Lucy drew back another sheet and grimaced. “What about this one?”

I glanced at the corpse of a young man who seemed healthy enough—present condition excluded, of course—with gangly long arms and legs that draped off the end of the bench.

“Goodness, he must be seven feet tall. But he looks healthy enough. Help me carry him.”

Lucy took the lantern in one hand and picked up the man’s feet with the other, while I wrapped my arms under his shoulders. The body had a distinct odor—a sterile coldness not so different from the damp stone walls. A trace of soap from his shirt lingered and reminded me that he had been a person with hopes and dreams that had ended far too young.

Lucy grunted as she lifted the man’s feet. “Is he filled with bricks?” she muttered.

“Bodies feel heavier when they’re stiff.”

She let his feet fall back to the bench. “I’m not going to ask how you know that.

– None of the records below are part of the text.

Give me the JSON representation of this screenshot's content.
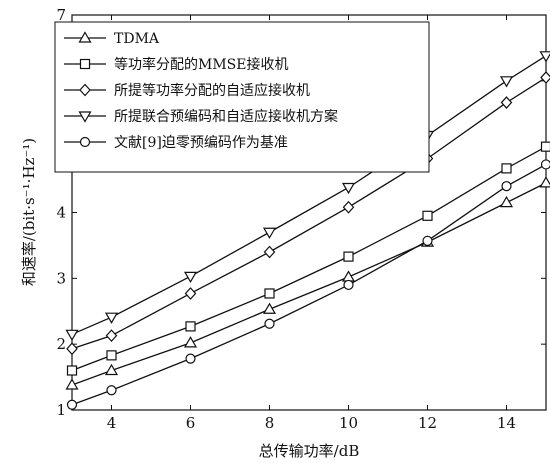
{
  "chart_data": {
    "type": "line",
    "xlabel": "总传输功率/dB",
    "ylabel": "和速率/(bit·s⁻¹·Hz⁻¹)",
    "xlim": [
      3,
      15
    ],
    "ylim": [
      1,
      7
    ],
    "x": [
      3,
      4,
      6,
      8,
      10,
      12,
      14,
      15
    ],
    "x_ticks": [
      "4",
      "6",
      "8",
      "10",
      "12",
      "14"
    ],
    "y_ticks": [
      "1",
      "2",
      "3",
      "4",
      "5",
      "6",
      "7"
    ],
    "grid": false,
    "legend_position": "top-left",
    "series": [
      {
        "name": "TDMA",
        "marker": "triangle-up",
        "values": [
          1.38,
          1.6,
          2.02,
          2.53,
          3.02,
          3.55,
          4.15,
          4.45
        ]
      },
      {
        "name": "等功率分配的MMSE接收机",
        "marker": "square",
        "values": [
          1.6,
          1.83,
          2.27,
          2.77,
          3.33,
          3.95,
          4.67,
          5.0
        ]
      },
      {
        "name": "所提等功率分配的自适应接收机",
        "marker": "diamond",
        "values": [
          1.93,
          2.13,
          2.77,
          3.4,
          4.08,
          4.82,
          5.67,
          6.05
        ]
      },
      {
        "name": "所提联合预编码和自适应接收机方案",
        "marker": "triangle-down",
        "values": [
          2.15,
          2.41,
          3.03,
          3.7,
          4.38,
          5.17,
          6.0,
          6.38
        ]
      },
      {
        "name": "文献[9]迫零预编码作为基准",
        "marker": "circle",
        "values": [
          1.08,
          1.3,
          1.78,
          2.31,
          2.9,
          3.57,
          4.4,
          4.73
        ]
      }
    ]
  }
}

What do we do? We can’t possibly carry him on our own.”

I pulled a bone saw from my satchel and held it up to the glinting light. “We only need his head.”

“Juliet, no!”

I gave her a hard look as I knelt by the man’s chest, steadying the bone saw on his neck. “It isn’t going to kill him again,” I muttered, and threw my weight behind the saw.

It was grisly work, but at least his body was frozen, so there was little blood. Lucy fetched a pumpkin from McKenna’s pantry to place under the sheet so no one would notice a headless body.